Clinical study is researching patients with diabetes and advanced chronic kidney disease
Orbsen Therapeutics – a company which focuses on stromal cell immunotherapies – has announced positive results from the EU Horizon 2020-funded Nephstrom clinical trial for diabetic kidney disease (DKD).
The study is a double-blind, randomised, placebo-controlled phase 1/2a trial evaluating the tolerability, safety and preliminary efficacy of Orbcel. The treatment is an off-the-shelf allogeneic bone marrow-derived mesenchymal stromal cell immunotherapy and the study involves adult patients with type 2 diabetes and progressive DKD.

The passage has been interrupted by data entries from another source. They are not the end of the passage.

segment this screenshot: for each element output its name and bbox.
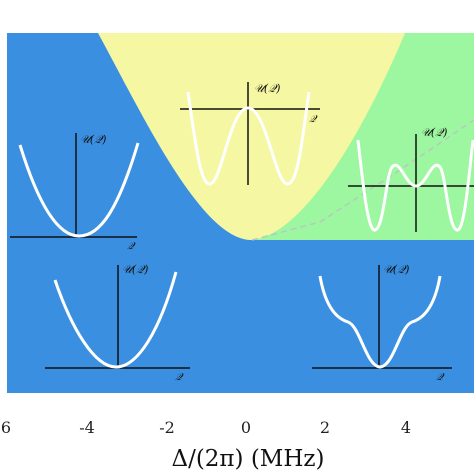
- double-well-region: [98, 33, 405, 240]
- inset-ylabel: 𝒰(𝒬): [80, 133, 106, 146]
- potential-curve: [18, 142, 140, 238]
- inset-xlabel: 𝒬: [436, 372, 445, 383]
- inset-single-well-bottom: 𝒰(𝒬) 𝒬: [45, 263, 190, 383]
- x-tick-label: -4: [79, 418, 95, 437]
- x-tick-label: 4: [401, 418, 411, 437]
- inset-ylabel: 𝒰(𝒬): [254, 82, 280, 95]
- inset-xlabel: 𝒬: [127, 241, 136, 252]
- potential-curve: [53, 271, 178, 369]
- x-tick-label: 0: [241, 418, 251, 437]
- potential-curve: [318, 275, 442, 369]
- inset-single-well-left: 𝒰(𝒬) 𝒬: [10, 133, 140, 252]
- inset-multi-well-right: 𝒰(𝒬): [348, 126, 474, 232]
- inset-ylabel: 𝒰(𝒬): [421, 126, 447, 139]
- x-tick-label: 2: [320, 418, 330, 437]
- potential-curve: [356, 139, 474, 232]
- inset-ylabel: 𝒰(𝒬): [383, 263, 409, 276]
- x-axis-label: Δ/(2π) (MHz): [171, 446, 324, 472]
- inset-ylabel: 𝒰(𝒬): [122, 263, 148, 276]
- inset-double-well-top: 𝒰(𝒬) 𝒬: [180, 82, 320, 186]
- dashed-boundary: [251, 119, 474, 241]
- inset-flat-well-bottom: 𝒰(𝒬) 𝒬: [312, 263, 452, 383]
- x-tick-label: -2: [159, 418, 175, 437]
- x-tick-label: 6: [1, 418, 11, 437]
- potential-curve: [186, 91, 311, 186]
- inset-xlabel: 𝒬: [175, 372, 184, 383]
- inset-xlabel: 𝒬: [309, 114, 318, 125]
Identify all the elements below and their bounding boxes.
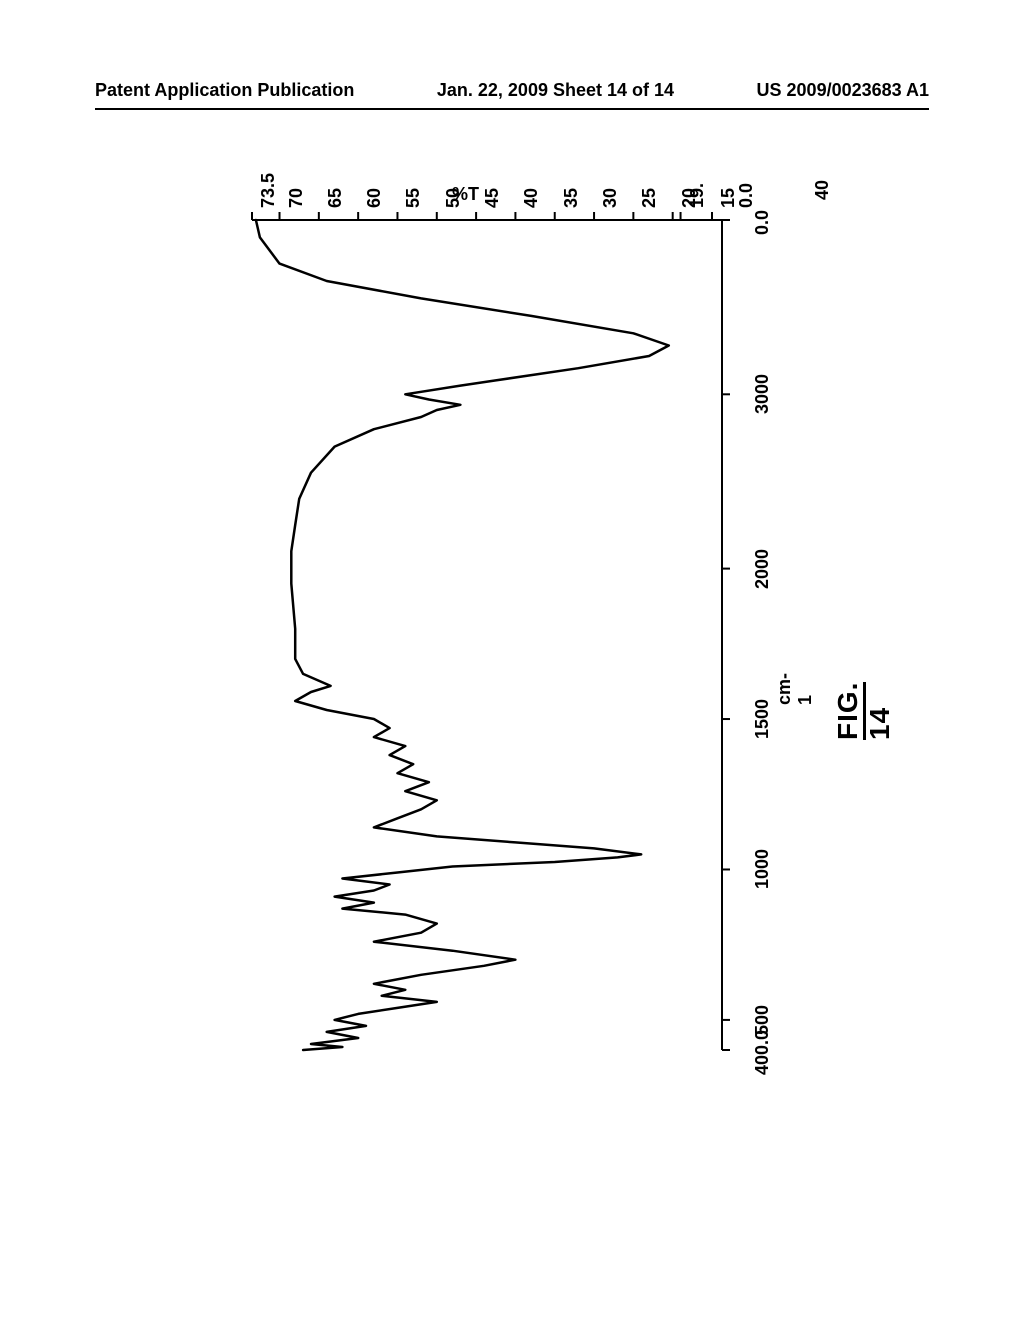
spectrum-chart [212,180,812,1080]
page-header: Patent Application Publication Jan. 22, … [0,80,1024,101]
figure-caption-number: 14 [864,707,895,740]
ytick-label: 30 [600,188,621,208]
ytick-label: 45 [482,188,503,208]
figure-area: 73.5706560555045403530252019.150.0 0.030… [212,180,812,1080]
figure-caption-prefix: FIG. [832,682,866,740]
header-left: Patent Application Publication [95,80,354,101]
ytick-label-extra: 0.0 [736,183,757,208]
header-right: US 2009/0023683 A1 [757,80,929,101]
header-rule [95,108,929,110]
ytick-label: 35 [561,188,582,208]
header-center: Jan. 22, 2009 Sheet 14 of 14 [437,80,674,101]
ytick-label: 19. [687,183,708,208]
x-axis-label: cm-1 [774,667,816,705]
xtick-label: 3000 [752,374,773,414]
xtick-label: 1500 [752,699,773,739]
ytick-label: 40 [521,188,542,208]
figure-caption: FIG. 14 [832,682,896,740]
xtick-label: 400.0 [752,1030,773,1075]
xtick-label: 0.0 [752,210,773,235]
xtick-label: 2000 [752,549,773,589]
ytick-label: 65 [325,188,346,208]
y-axis-label: %T [452,184,479,205]
misc-label: 40 [812,180,833,200]
ytick-label: 55 [403,188,424,208]
xtick-label: 1000 [752,849,773,889]
ytick-label: 60 [364,188,385,208]
ytick-label: 25 [639,188,660,208]
ytick-label: 73.5 [258,173,279,208]
ytick-label: 70 [286,188,307,208]
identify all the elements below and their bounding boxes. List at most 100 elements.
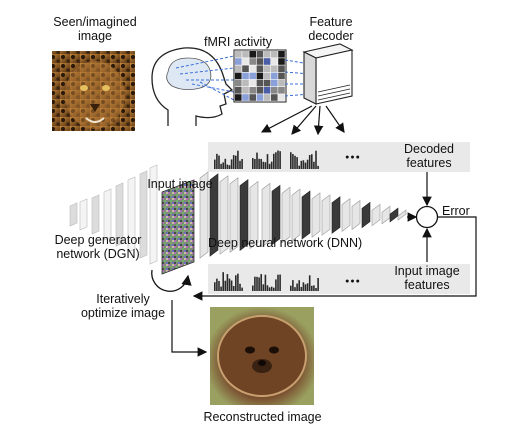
- voxel: [235, 87, 242, 94]
- voxel: [278, 72, 285, 80]
- histogram-bar: [256, 152, 258, 169]
- histogram-bar: [290, 152, 292, 169]
- histogram-bar: [268, 163, 271, 169]
- voxel: [271, 87, 278, 94]
- histogram-bar: [298, 165, 300, 169]
- histogram-bar: [218, 155, 220, 169]
- histogram-bar: [302, 160, 305, 169]
- dnn-layer: [271, 184, 281, 246]
- seen-image-label: Seen/imagined image: [53, 15, 137, 43]
- voxel: [235, 94, 242, 101]
- histogram-bar: [237, 150, 239, 169]
- histogram-bar: [222, 162, 224, 169]
- voxel: [249, 65, 256, 72]
- voxel: [278, 87, 285, 94]
- voxel: [263, 94, 271, 101]
- histogram-bar: [224, 158, 227, 169]
- voxel: [278, 65, 285, 72]
- decoded-feature-histograms: [214, 150, 319, 169]
- top-ellipsis: ●●●: [345, 154, 361, 161]
- voxel: [242, 94, 249, 101]
- voxel: [271, 79, 278, 87]
- voxel: [263, 51, 271, 58]
- histogram-bar: [258, 158, 260, 169]
- voxel: [249, 79, 256, 87]
- histogram-bar: [256, 276, 258, 291]
- histogram-bar: [279, 151, 281, 169]
- dnn-layer: [351, 199, 361, 231]
- histogram-bar: [237, 273, 239, 291]
- histogram-bar: [300, 160, 303, 169]
- voxel: [256, 72, 264, 80]
- decoded-features-label: Decoded features: [403, 142, 455, 170]
- histogram-bar: [214, 159, 216, 169]
- histogram-bar: [270, 286, 273, 291]
- voxel: [242, 51, 249, 58]
- dnn-layer: [281, 186, 291, 244]
- histogram-bar: [260, 158, 262, 169]
- histogram-bar: [294, 155, 296, 169]
- histogram-bar: [232, 155, 235, 169]
- dnn-layer: [301, 190, 311, 240]
- histogram-bar: [277, 150, 279, 169]
- decoder-arrows: [260, 105, 345, 136]
- voxel: [278, 94, 285, 101]
- histogram-bar: [311, 285, 313, 291]
- histogram-bar: [275, 152, 277, 169]
- histogram-bar: [218, 280, 220, 291]
- histogram-bar: [262, 284, 265, 291]
- histogram-bar: [214, 282, 216, 291]
- voxel: [278, 58, 285, 65]
- histogram-bar: [262, 161, 265, 169]
- dnn-layer: [291, 188, 301, 242]
- dnn-layer: [321, 194, 331, 236]
- reconstructed-photo: [210, 307, 314, 405]
- histogram-bar: [258, 277, 260, 291]
- histogram-bar: [317, 278, 319, 291]
- voxel: [256, 58, 264, 65]
- histogram-bar: [273, 287, 275, 291]
- voxel: [249, 72, 256, 80]
- voxel-grid-icon: [233, 49, 287, 103]
- dnn-layer: [397, 209, 407, 221]
- fmri-dashed-lines: [175, 55, 235, 101]
- histogram-bar: [302, 282, 305, 291]
- histogram-bar: [304, 162, 307, 169]
- dnn-layer: [229, 177, 239, 253]
- voxel: [242, 65, 249, 72]
- histogram-bar: [220, 163, 222, 169]
- noise-image: [161, 179, 195, 275]
- voxel: [256, 87, 264, 94]
- dnn-label: Deep neural network (DNN): [208, 236, 363, 250]
- server-icon: [302, 43, 354, 105]
- dgn-label: Deep generator network (DGN): [54, 233, 142, 261]
- leopard-photo: [52, 51, 135, 131]
- voxel: [242, 58, 249, 65]
- histogram-bar: [266, 285, 269, 291]
- histogram-bar: [298, 280, 300, 291]
- brain-icon: [166, 57, 212, 90]
- reconstructed-label: Reconstructed image: [203, 410, 322, 424]
- voxel: [271, 51, 278, 58]
- voxel: [242, 79, 249, 87]
- histogram-bar: [252, 285, 254, 291]
- dgn-layer: [115, 182, 124, 247]
- histogram-bar: [239, 283, 241, 291]
- histogram-bar: [239, 160, 241, 169]
- dnn-layer: [389, 207, 399, 223]
- voxel: [235, 65, 242, 72]
- histogram-bar: [292, 280, 294, 291]
- histogram-bar: [268, 287, 271, 291]
- dgn-layer: [69, 202, 78, 227]
- histogram-bar: [264, 162, 267, 169]
- histogram-bar: [300, 286, 303, 291]
- voxel: [263, 87, 271, 94]
- histogram-bar: [315, 287, 317, 291]
- histogram-bar: [311, 154, 313, 169]
- voxel: [249, 94, 256, 101]
- dgn-layer: [127, 176, 136, 253]
- histogram-bar: [296, 283, 298, 291]
- dgn-layer: [149, 164, 158, 265]
- histogram-bar: [220, 286, 222, 291]
- histogram-bar: [277, 274, 279, 291]
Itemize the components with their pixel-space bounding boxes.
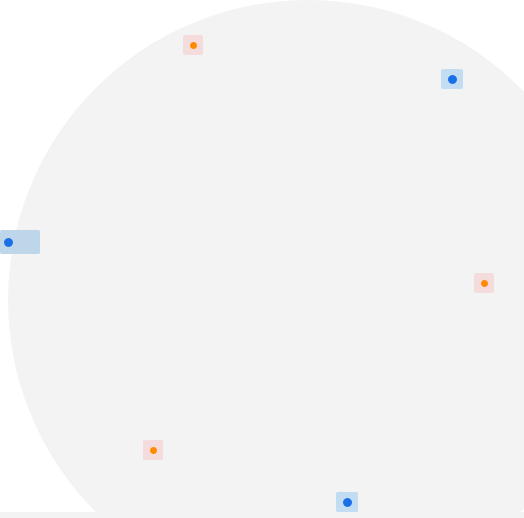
bottom-strip [0,512,524,518]
marker-dot [189,41,197,49]
marker-dot [480,279,488,287]
marker-dot [447,74,457,84]
marker-dot [3,237,13,247]
marker-dot [149,446,157,454]
marker-dot [342,497,352,507]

Orbcel is a proprietary formulation of highly purified immunomodulatory stromal cells and the research into its effectiveness was led by the Mario Negri Institute for Pharmacological Research IRCCS.
The interim results discovered that the safety and tolerability profile of Orbcel was found to be similar to placebo and no treatment-related adverse effects due to the stromal cell infusions were observed.
Meanwhile, a single infusion of intravenously delivered Orbcel was associated with statistically significant preservation of kidney function over baseline. Monitored blood markers also suggested that the treatment was associated with evidence of stabilisation in the proportion with regulatory T cells in blood.
Enrolment in the second dose level patient cohort was completed late last year and interim results are expected to be available in the second half of this year
Dr Stephen Elliman, chief scientific officer at Orbsen, reflected: “We’re very encouraged by the safety profile and the preliminary efficacy signal that we have seen with our allogeneic cell therapy in patients with diabetes and chronic kidney disease.”
“Our goal with Orbcel is to resolve systemic inflammation and improve kidney function, so that these patients will not require dialysis or a kidney transplant. The growing burden of DKD and its impact on healthcare make this an important disease target for Orbsen and our technology,” he added.
Professor Guiseppe Remuzzi, director of the Mario Negri Institute for Pharmacological Research IRCCS, concluded: “The current standard of care for DKD patients includes multiple types of drug therapy, such as renin-angiotensin-aldosterone system inhibitors and the more recently approved drug class known as sodium-glucose transporter 2 inhibitors, which have a proven ability to slow the decline of kidney function.”
DKD affects 30 to 40% of adults living with type 2 diabetes and accounts for about 40% of all patients with end-stage kidney disease. It also greatly increases the risk of heart and blood vessel disease.